Il tutto ordinato al fine della coesistenza pacifica tra i popoli e al disarmo generale, e quindi al ripudio della guerra come mezzo di soluzione delle controversie internazionali[2].
Si tratta insomma di costruire un’alternativa credibile alla politica delle destre, e al tempo stesso di recuperare uno sguardo globale, quei «pensieri lunghi sul futuro dell’umanità» che furono già propri di Togliatti e di Berlinguer. Per l’Autore, occorre «prendere atto che un intero ciclo storico della sinistra […] si è definitivamente concluso.
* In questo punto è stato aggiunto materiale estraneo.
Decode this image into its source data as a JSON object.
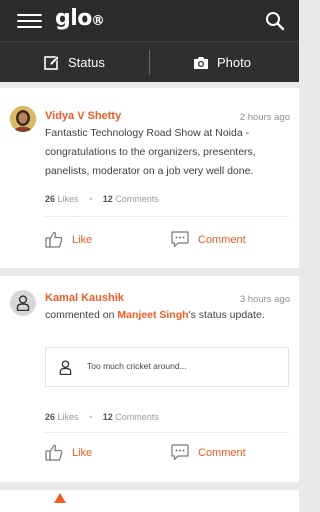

Non solo il ciclo del movimento operaio novecentesco», ma anche quello delle varie sinistre post-1989. E tuttavia, in questo quadro dissestato, alcuni punti fermi restano, e tra questi Ciofi individua in primo luogo la Costituzione repubblicana, intesa come progetto di trasformazione sociale e politica, con le sue acquisizioni sulla molteplicità delle forme di proprietà, sull’economia mista, sul ruolo dello Stato e della proprietà pubblica, sulla democrazia partecipata e di massa. Il rapporto Stato/mercato, del resto, è al centro delle poche esperienze positive che le forze progressive hanno messo in campo in questi anni, dalla Cina all’America latina.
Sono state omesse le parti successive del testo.